Risk-Based Approach

The risk-based approach is the principle that firms should identify, assess, understand, and mitigate financial crime risk in a way that is proportionate to the level and nature of that risk. FATF states that the risk-based approach is central to effective implementation of its standards and means that countries, competent authorities, and firms identify, assess, and understand money laundering and terrorist financing risk and then apply mitigation measures in accordance with the level of risk.

In the financial crime environment, the risk-based approach matters because not all customers, products, channels, jurisdictions, or transactions create the same exposure. A firm serving low-risk domestic retail customers through standard products does not face the same profile as a firm handling cross-border payments, complex corporate structures, correspondent banking, high-risk geographies, or politically exposed persons. The approach exists so firms do not apply the same intensity of control everywhere regardless of risk. FATF and FFIEC both frame this as a way to align controls with real exposure rather than treating all activity identically.

From a professional perspective, the risk-based approach is not a relaxation of standards. It is a method of prioritization and proportionality. Higher-risk areas should receive stronger due diligence, tighter monitoring, and more senior oversight. Lower-risk areas may justify simplified measures where the law allows and where the firm can still explain why the lower risk assessment is reasonable. FATF’s standards were revised to increase focus on proportionality and to require countries to allow and encourage simplified measures in lower-risk areas where appropriate.

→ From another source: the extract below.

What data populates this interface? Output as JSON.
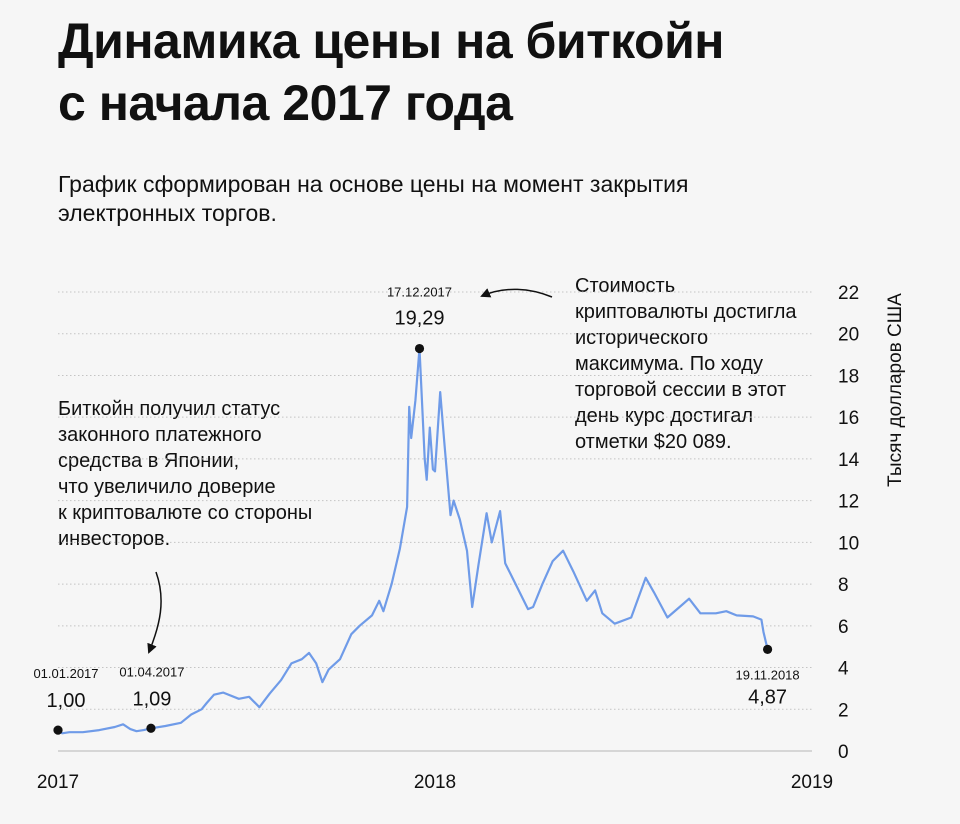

This is why the risk-based approach begins with risk assessment. A firm must understand where its exposure lies before it can decide how much due diligence, screening, monitoring, or escalation is appropriate. FCA findings from its 2025 review of firms’ risk assessment processes focused specifically on how firms identify, understand, assess, mitigate, and manage risk, while FATF’s banking guidance says banks’ identification and assessment of their own ML/TF risk should consider national risk assessments and the legal and regulatory framework.

In practical terms, the risk-based approach usually shapes several core control areas. It determines how customer due diligence is calibrated, when enhanced due diligence is required, how transaction monitoring is tuned, how sanctions and screening controls are prioritized, how fraud and payment controls are applied, and where management attention should be focused. The FFIEC says the level and type of CDD should be commensurate with the risks presented by the customer relationship, which is one of the clearest operational expressions of this approach.

A key professional distinction is that the risk-based approach does not mean firms are free to do whatever they judge convenient. It still requires them to operate within mandatory legal standards and to justify their decisions with evidence. The FCA’s Financial Crime Guide says firms must put in place systems and controls to identify, assess, monitor, and manage money laundering, terrorist financing, and proliferation-financing risk, while the Guide is designed to help firms adopt a more effective, risk-based, and outcomes-focused approach to mitigating financial crime risk.

The approach is also important because it helps avoid two opposite failures. One is under-control, where higher-risk activity is treated too lightly and the firm misses real exposure. The other is over-control, where lower-risk customers or activities are subjected to unnecessary friction, cost, or exclusion without clear benefit. FATF’s recent financial inclusion work is explicit that a risk-sensitive approach should also consider the risks of financial exclusion and the benefits of bringing people into the regulated financial system.

This matters especially in payments and fraud. The FCA’s 2024 finalised guidance on a risk-based approach to payments was issued to support firms in tackling APP fraud while still allowing payment services to function proportionately. That illustrates a wider point: the risk-based approach is not confined to AML onboarding. It is a broader control principle for deciding when stronger intervention is justified and when smoother processing is appropriate.

Ultimately, the risk-based approach is central to the financial crime environment because it is the method by which firms turn broad legal obligations into proportionate, defensible, and effective controls. It ensures that attention and resources are focused where financial crime risk is greatest, while avoiding a rigid one-size-fits-all model that can be both ineffective and unnecessarily burdensome.